Si le vote Rassemblement national est croissant, beaucoup l'attribuent au quinquennat d'Emmanuel Macron, un président qui a très vite été taxé de président des riches. Plusieurs crises ont marqué son mandat, celle des "gilets jaunes" et du Covid-19. "Incontestablement, il y a une somme de mécontentements qui tient à la politique qui a été menée et au ressenti de l'attitude du président, cette sensation qu'une partie des Français a d'être méprisé. Il y a un déficit d'empathie assez frappant", commente Jean-Yves Camus.
Un vote anti-Macron très visible aussi dans les Outre-mer, où les électeurs ont voté majoritairement pour Jean-Luc Mélenchon au premier tour, le candidat de la France insoumise. Marine Le Pen a récolté 69,6 % des voix en Guadeloupe, 60,9 % en Martinique, 60,7 % en Guyane.
Pourtant, il y a des catégories de population qui échappent encore au Rassemblement national. Les électeurs vivant dans les grandes villes ont voté presque toutes voté en majorité pour Emmanuel Macron. Il a conquis également le vote des cadres. Concernant les classes d’âges, le président a performé chez les 18-24 ans mais aussi chez les retraités, les plus de 70 ans. Marine Le Pen quant à elle a séduit les 24-35 ans.
"Elle a progressé, mais par exemple par rapport à Jean-Luc Mélenchon elle n'a pas réussi à être le premier vote chez les jeunes. Il lui manque des cases à Marine Le Pen pour l'emporter. Le vote des villes lui échappe, des retraités. Les plus de 60 ans ont voté pour Emmanuel Macron", pointe le politologue Romain Pasquier, invité de notre édition spéciale dimanche soir sur RCF.
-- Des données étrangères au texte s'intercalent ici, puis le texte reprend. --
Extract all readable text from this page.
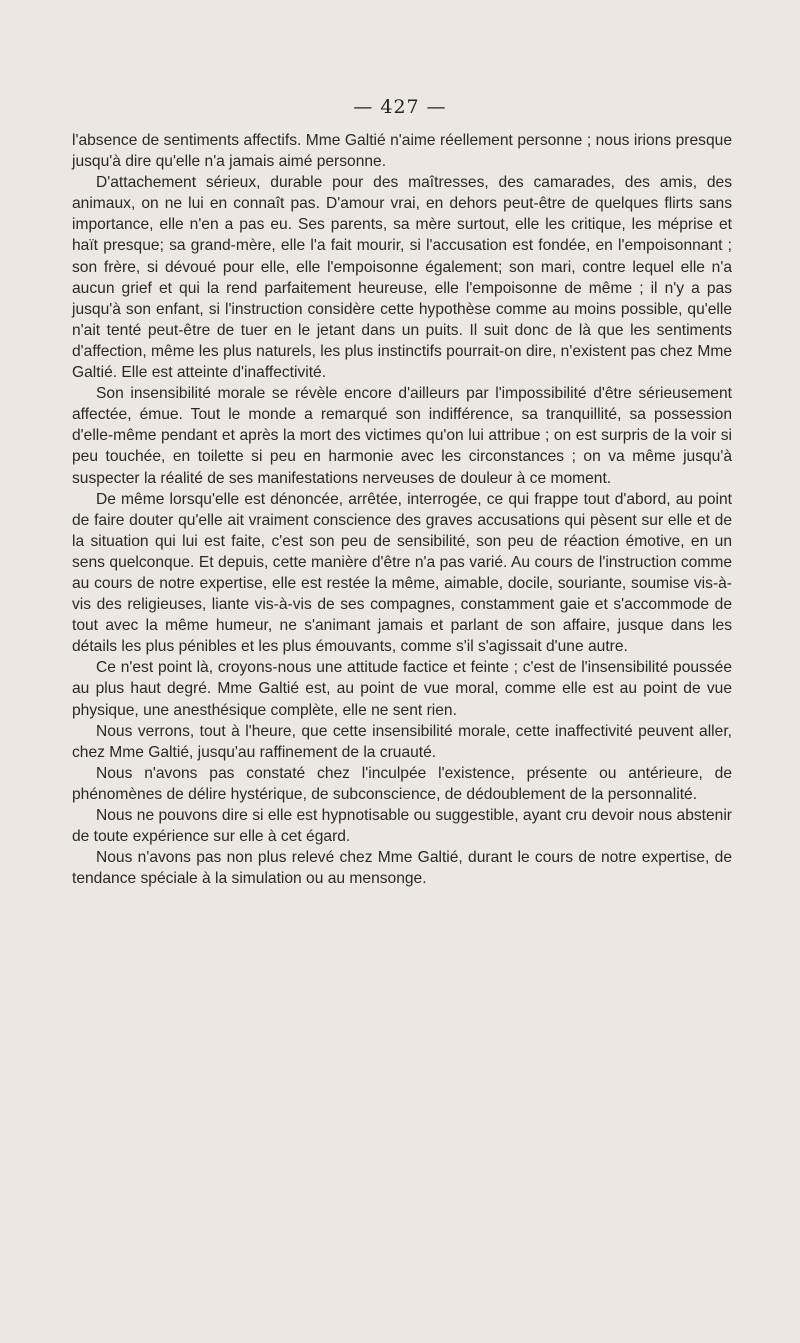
— 427 —

l'absence de sentiments affectifs. Mme Galtié n'aime réellement personne ; nous irions presque jusqu'à dire qu'elle n'a jamais aimé personne.

D'attachement sérieux, durable pour des maîtresses, des camarades, des amis, des animaux, on ne lui en connaît pas. D'amour vrai, en dehors peut-être de quelques flirts sans importance, elle n'en a pas eu. Ses parents, sa mère surtout, elle les critique, les méprise et haït presque; sa grand-mère, elle l'a fait mourir, si l'accusation est fondée, en l'empoisonnant ; son frère, si dévoué pour elle, elle l'empoisonne également; son mari, contre lequel elle n'a aucun grief et qui la rend parfaitement heureuse, elle l'empoisonne de même ; il n'y a pas jusqu'à son enfant, si l'instruction considère cette hypothèse comme au moins possible, qu'elle n'ait tenté peut-être de tuer en le jetant dans un puits. Il suit donc de là que les sentiments d'affection, même les plus naturels, les plus instinctifs pourrait-on dire, n'existent pas chez Mme Galtié. Elle est atteinte d'inaffectivité.

Son insensibilité morale se révèle encore d'ailleurs par l'impossibilité d'être sérieusement affectée, émue. Tout le monde a remarqué son indifférence, sa tranquillité, sa possession d'elle-même pendant et après la mort des victimes qu'on lui attribue ; on est surpris de la voir si peu touchée, en toilette si peu en harmonie avec les circonstances ; on va même jusqu'à suspecter la réalité de ses manifestations nerveuses de douleur à ce moment.

De même lorsqu'elle est dénoncée, arrêtée, interrogée, ce qui frappe tout d'abord, au point de faire douter qu'elle ait vraiment conscience des graves accusations qui pèsent sur elle et de la situation qui lui est faite, c'est son peu de sensibilité, son peu de réaction émotive, en un sens quelconque. Et depuis, cette manière d'être n'a pas varié. Au cours de l'instruction comme au cours de notre expertise, elle est restée la même, aimable, docile, souriante, soumise vis-à-vis des religieuses, liante vis-à-vis de ses compagnes, constamment gaie et s'accommode de tout avec la même humeur, ne s'animant jamais et parlant de son affaire, jusque dans les détails les plus pénibles et les plus émouvants, comme s'il s'agissait d'une autre.

Ce n'est point là, croyons-nous une attitude factice et feinte ; c'est de l'insensibilité poussée au plus haut degré. Mme Galtié est, au point de vue moral, comme elle est au point de vue physique, une anesthésique complète, elle ne sent rien.

Nous verrons, tout à l'heure, que cette insensibilité morale, cette inaffectivité peuvent aller, chez Mme Galtié, jusqu'au raffinement de la cruauté.

Nous n'avons pas constaté chez l'inculpée l'existence, présente ou antérieure, de phénomènes de délire hystérique, de subconscience, de dédoublement de la personnalité.

Nous ne pouvons dire si elle est hypnotisable ou suggestible, ayant cru devoir nous abstenir de toute expérience sur elle à cet égard.

Nous n'avons pas non plus relevé chez Mme Galtié, durant le cours de notre expertise, de tendance spéciale à la simulation ou au mensonge.
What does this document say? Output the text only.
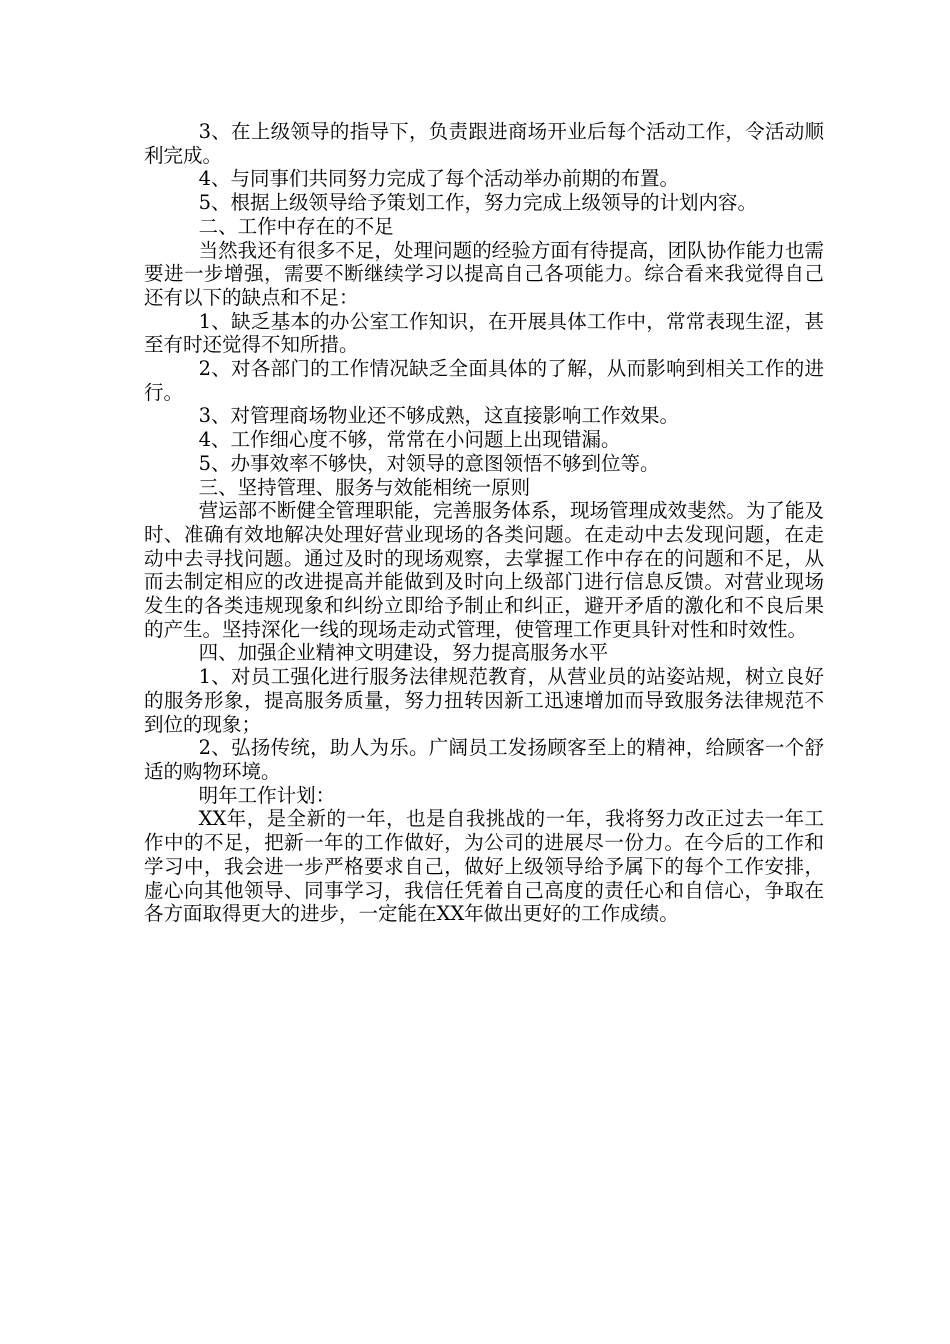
3、在上级领导的指导下，负责跟进商场开业后每个活动工作，令活动顺利完成。

4、与同事们共同努力完成了每个活动举办前期的布置。

5、根据上级领导给予策划工作，努力完成上级领导的计划内容。

二、工作中存在的不足

当然我还有很多不足，处理问题的经验方面有待提高，团队协作能力也需要进一步增强，需要不断继续学习以提高自己各项能力。综合看来我觉得自己还有以下的缺点和不足：

1、缺乏基本的办公室工作知识，在开展具体工作中，常常表现生涩，甚至有时还觉得不知所措。

2、对各部门的工作情况缺乏全面具体的了解，从而影响到相关工作的进行。

3、对管理商场物业还不够成熟，这直接影响工作效果。

4、工作细心度不够，常常在小问题上出现错漏。

5、办事效率不够快，对领导的意图领悟不够到位等。

三、坚持管理、服务与效能相统一原则

营运部不断健全管理职能，完善服务体系，现场管理成效斐然。为了能及时、准确有效地解决处理好营业现场的各类问题。在走动中去发现问题，在走动中去寻找问题。通过及时的现场观察，去掌握工作中存在的问题和不足，从而去制定相应的改进提高并能做到及时向上级部门进行信息反馈。对营业现场发生的各类违规现象和纠纷立即给予制止和纠正，避开矛盾的激化和不良后果的产生。坚持深化一线的现场走动式管理，使管理工作更具针对性和时效性。

四、加强企业精神文明建设，努力提高服务水平

1、对员工强化进行服务法律规范教育，从营业员的站姿站规，树立良好的服务形象，提高服务质量，努力扭转因新工迅速增加而导致服务法律规范不到位的现象；

2、弘扬传统，助人为乐。广阔员工发扬顾客至上的精神，给顾客一个舒适的购物环境。

明年工作计划：

XX年，是全新的一年，也是自我挑战的一年，我将努力改正过去一年工作中的不足，把新一年的工作做好，为公司的进展尽一份力。在今后的工作和学习中，我会进一步严格要求自己，做好上级领导给予属下的每个工作安排，虚心向其他领导、同事学习，我信任凭着自己高度的责任心和自信心，争取在各方面取得更大的进步，一定能在XX年做出更好的工作成绩。
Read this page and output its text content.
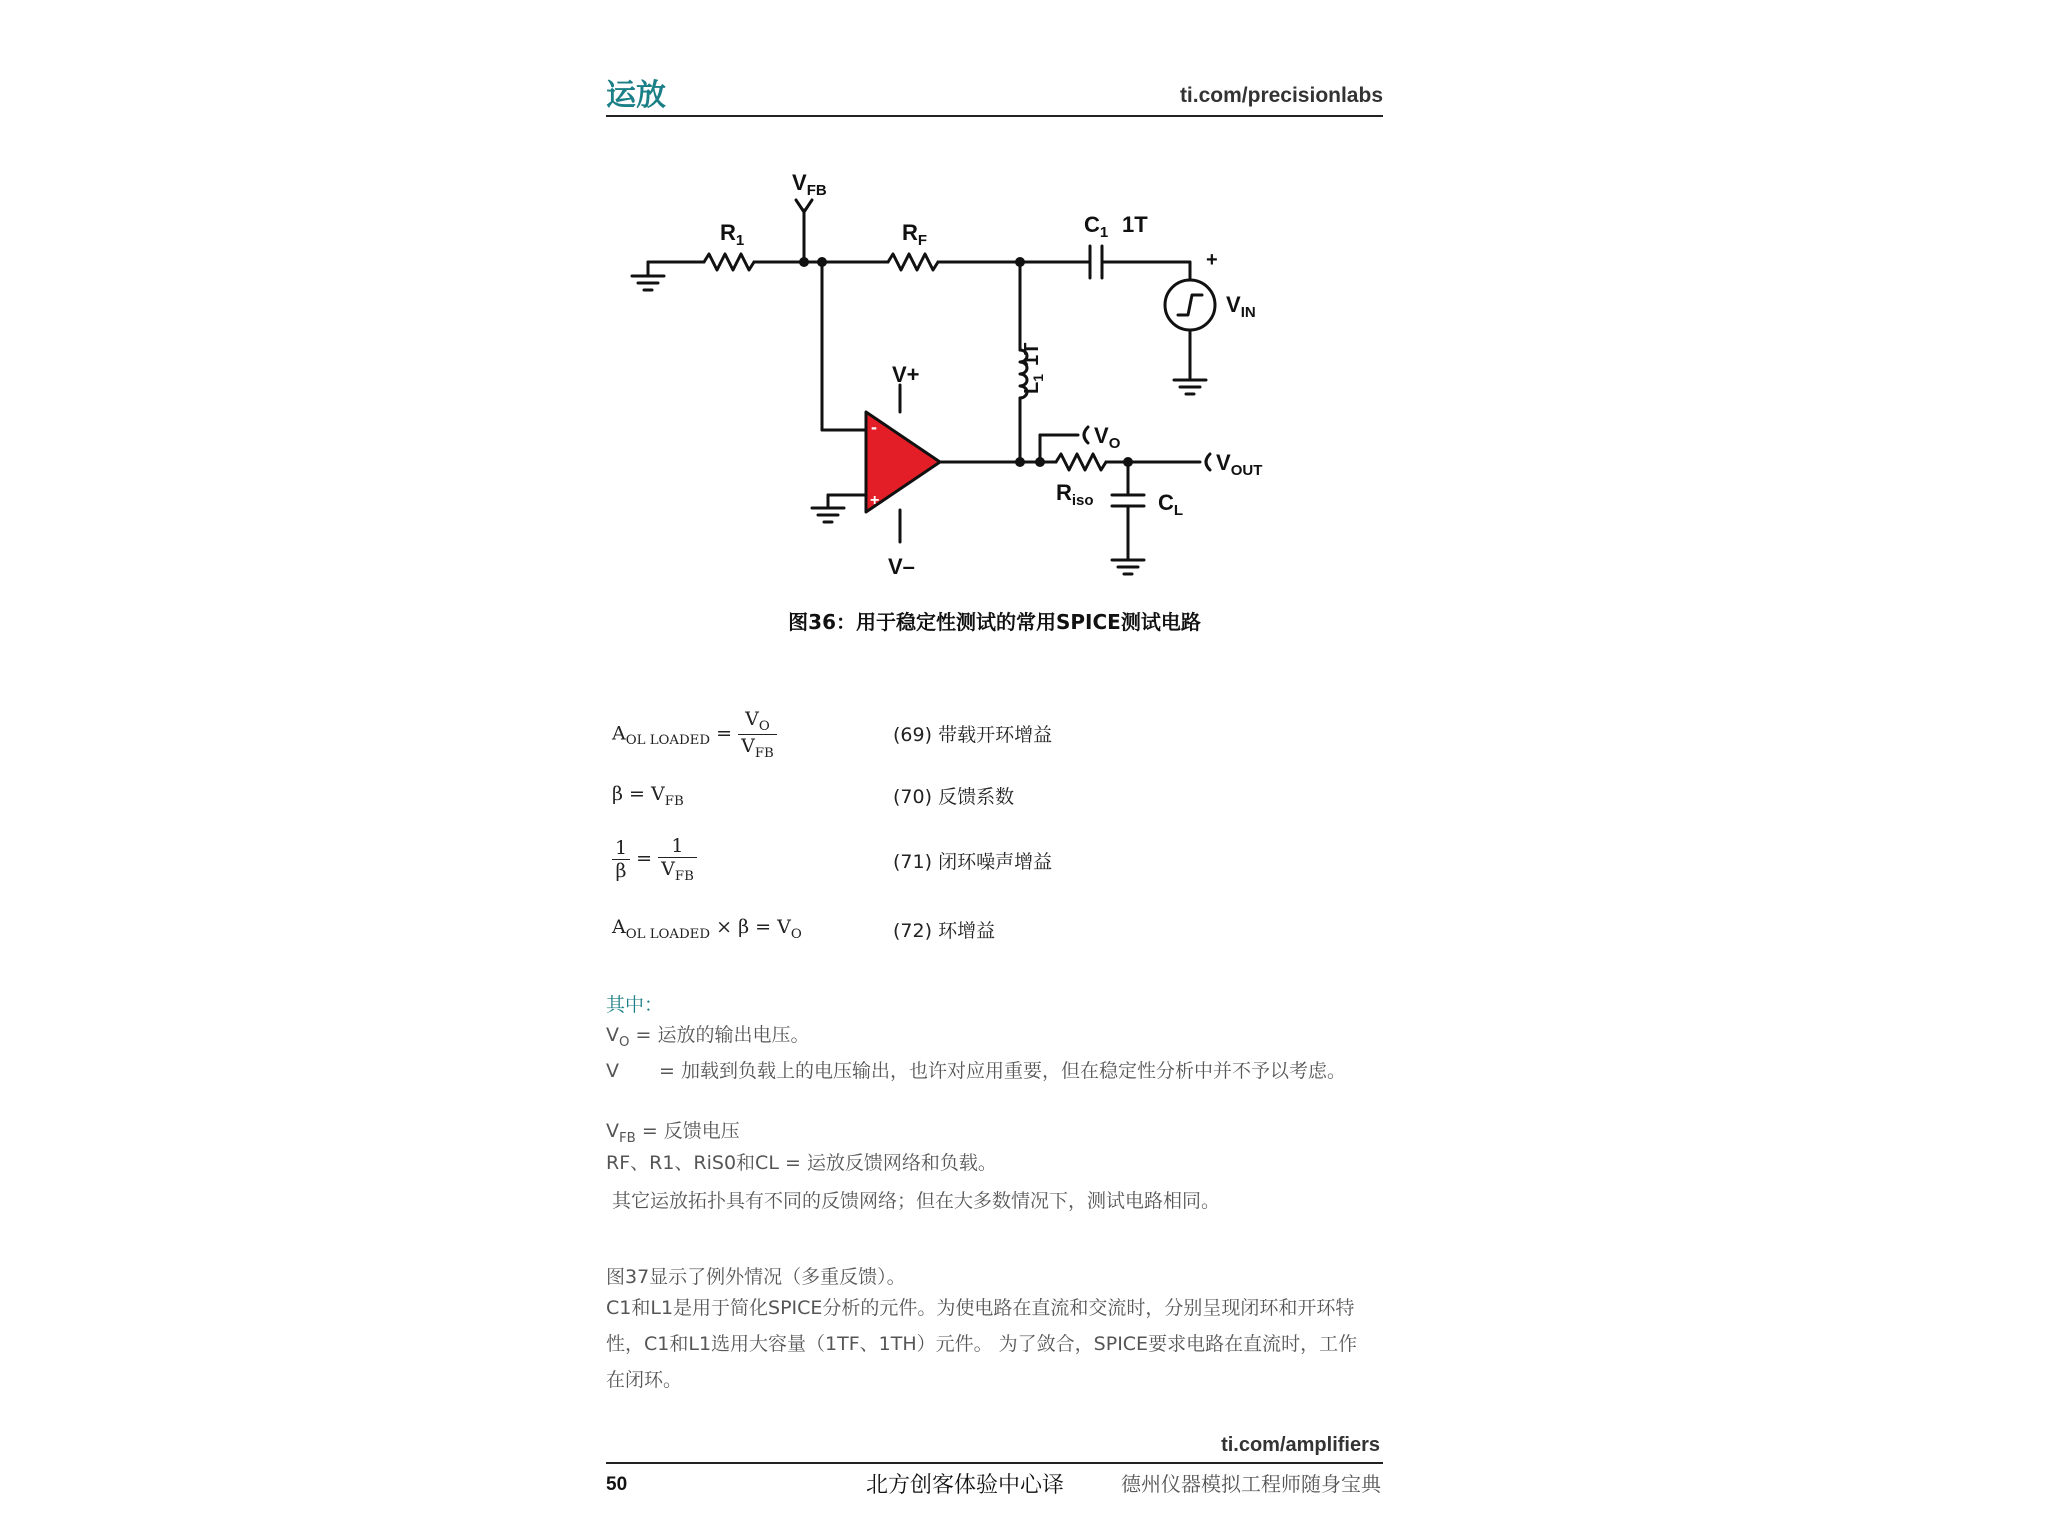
运放	ti.com/precisionlabs
$V_{FB}$
$R_1$	$R_F$
$C_1$ 1T
+
$V_{IN}$
$L_11T$
V+
V–
-
+
$V_O$
$V_{OUT}$
$R_{iso}$	$C_L$
图36：用于稳定性测试的常用SPICE测试电路
$A_{OL LOADED} = \frac{V_O}{V_{FB}}$	(69) 带载开环增益
$\beta = V_{FB}$	(70) 反馈系数
$\frac{1}{\beta} = \frac{1}{V_{FB}}$	(71) 闭环噪声增益
$A_{OL LOADED} \times \beta = V_O$	(72) 环增益
其中：
$V_O$ = 运放的输出电压。
V = 加载到负载上的电压输出，也许对应用重要，但在稳定性分析中并不予以考虑。
$V_{FB}$ = 反馈电压
RF、R1、RiS0和CL = 运放反馈网络和负载。
其它运放拓扑具有不同的反馈网络；但在大多数情况下，测试电路相同。
图37显示了例外情况（多重反馈）。
C1和L1是用于简化SPICE分析的元件。为使电路在直流和交流时，分别呈现闭环和开环特性，C1和L1选用大容量（1TF、1TH）元件。 为了敛合，SPICE要求电路在直流时，工作在闭环。
ti.com/amplifiers
50	北方创客体验中心译	德州仪器模拟工程师随身宝典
Après cette défaite, Marine Le Pen se projette donc déjà sur l’échéance des législatives au mois de juin. La candidate du Rassemblement national entend désormais devenir leader de l’opposition. "Marine Le Pen a gagné encore plus de points pour apparaître comme la principale opposante à Emmanuel Macron. Elle a Eric Zemmour qui voudrait faire croire que la défaite est due à l'image de Marine Le Pen ce qui est faux puisque Eric Zemmour a fait un score bien moindre au nom de la droite radicale. Il y a un espace pour un populisme nationaliste. Pour le moment, elle va conserver la main pour être la cheffe de file de cette famille politique", affirme Erwan Lecoeur, politologue spécialiste de l’extrême-droite.
Eric Zemmour a tendu la main lundi à Marine Le Pen pour une alliance. Le Rassemblement national rejette pour l’heure toute alliance avec "Reconquête !" pour les législatives.